Eines der vielen Schreckensgespenster, die das glückstrahlende Universum richtig ins Trudeln brachte war einerseits der Dieselskandal und auf der anderen Seite TESLA [1] (Tesla hat noch nie so viele Autos verkauft wie in der aktuellen Krise, und der Aktienkurs ist im Gegensatz zu anderen Werten enorm gestiegen) sowie die langsame Machtübernahme in der Produktion durch chinesische Firmen.
Deutschland als Nr. 1 der Autobauer ist inzwischen in einer veritablen Krise angelangt, da die Wende hin zur Elektromobilität  verschlafen wurde und sich das Klimagewissen bei immer mehr Menschen zu Wort meldet. Bald wird es in den Städten nicht mehr heißen Diesel oder Benzin – nein es wird heißen: Ende des Individualverkehr und Car-Sharing bzw. Fahrrad oder öffentliche Verkehrsmittel. Mobilität als Grundbedürfnis des Menschen wird gerade neu definiert und erhält gleichzeitig auch einen neuen moralischen Anstrich. Der „protzige SUV-Fahrer“ muss sich ob seines Verbrennervehikels gegenüber der fanatischen Gretafraktion rechtfertigen.

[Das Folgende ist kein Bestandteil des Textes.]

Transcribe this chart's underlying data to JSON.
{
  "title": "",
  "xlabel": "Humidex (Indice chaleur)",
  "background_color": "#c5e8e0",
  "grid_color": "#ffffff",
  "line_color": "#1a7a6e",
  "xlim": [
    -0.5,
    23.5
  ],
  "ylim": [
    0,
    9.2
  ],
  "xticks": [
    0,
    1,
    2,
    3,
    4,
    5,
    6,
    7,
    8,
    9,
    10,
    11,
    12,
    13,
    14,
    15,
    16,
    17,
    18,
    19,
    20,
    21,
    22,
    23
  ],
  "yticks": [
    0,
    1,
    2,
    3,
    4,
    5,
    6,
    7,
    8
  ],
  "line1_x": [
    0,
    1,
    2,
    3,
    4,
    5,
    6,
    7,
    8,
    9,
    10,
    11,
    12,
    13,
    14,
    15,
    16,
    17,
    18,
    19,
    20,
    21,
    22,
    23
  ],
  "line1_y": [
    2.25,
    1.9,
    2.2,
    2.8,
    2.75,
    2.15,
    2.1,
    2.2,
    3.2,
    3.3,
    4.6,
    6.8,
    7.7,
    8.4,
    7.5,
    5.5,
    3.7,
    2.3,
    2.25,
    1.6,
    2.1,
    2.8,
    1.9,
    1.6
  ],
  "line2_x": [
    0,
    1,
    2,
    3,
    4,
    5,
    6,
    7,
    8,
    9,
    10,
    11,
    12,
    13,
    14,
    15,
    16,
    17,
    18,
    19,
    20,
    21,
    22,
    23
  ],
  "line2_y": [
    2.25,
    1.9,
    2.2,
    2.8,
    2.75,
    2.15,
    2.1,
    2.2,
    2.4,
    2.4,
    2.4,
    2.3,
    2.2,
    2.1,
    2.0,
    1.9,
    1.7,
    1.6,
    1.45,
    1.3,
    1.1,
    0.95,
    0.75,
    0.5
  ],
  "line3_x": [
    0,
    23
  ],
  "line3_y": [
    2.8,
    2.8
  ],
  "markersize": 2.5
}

Für insgesamt knapp 412 000 vorzeitige Todesfälle in 41 europäischen Ländern war er nach Angaben der Umweltagentur EEA verantwortlich. 374.000 Todesfälle seien in den 28 EU-Staaten registriert worden und 59.600 in Deutschland (Quelle). Und dabei reden wir noch nicht einmal von den indirekten Auswirkungen des Straßenverkehrs durch den Klimawandel: Hitzewellen haben seit 2003 in Deutschland 19.500 Todesopfer gefordert, weltweit haben wir es mit vermehrten Zyklonen, Waldbränden, Dürren und Fluten zu tun. Opferzahlen steigend!

Was sagt der Trend?
In Norwegen sollen ab 2025 keine Verbrennerfahrzeuge mehr zugelassen werden. Dänemark, Schweden, Irland und Slowenien wollen dem ambitionierten Beispiel 2030 folgen. 2035 soll Großbritannien und Frankreich mit 2040 das Ende von Diesel- und Benzinmotor als Rute ins Fenster stellen. Als Alternative nennen Politiker, Umweltschützer und Medien meistens die Umrüstung auf elektrische Antriebe und eine weitgehende Einschränkung des Individualverkehr. Rund 40.000 Personen sind in Österreich aktuell in der Automobilindustrie beschäftigt. Inklusive der Unternehmen im Nahbereich kommt man auf  rund 370.000 Arbeitsplätze. 24.000 davon wären laut einer Studie der Industriellenvereinigung durch die Umstellung auf Elektromobilität gefährdet (Quelle).

Fahrräder erleben jetzt einen riesigen Boom – vor allem die elektrisch betriebenen ermöglichen es auch sonst unsportlichen Menschen weitere Strecken zu absolvieren. Für viele wäre das Fahrrad auch eine Alternative zum Auto – vor allem in der Stadt. Die notwendige Infrastruktur müsste jedoch geschaffen werden – überall gibt es da großen Nachholbedarf!! In Österreich wurden im Jahr 2019 etwa 439.000 Fahrräder abgesetzt. 2019 wurden etwa 480 Millionen Euro mit den Pedelecs umgesetzt, dies entspricht etwa 69 Prozent des Gesamtumsatzes. Besonders beliebt waren 2019 die E-Mountainbikes, hier stieg die Nachfrage um 23 Prozent im Vergleich zu 2018 (Quelle).
24.800.000.000 Kilometer wurden insgesamt mit dem Fahrrad in Deutschland 2015 zurück gelegt und insgesamt gab es 75.900.000 Fahrräder in Deutschland 2019 (Quelle).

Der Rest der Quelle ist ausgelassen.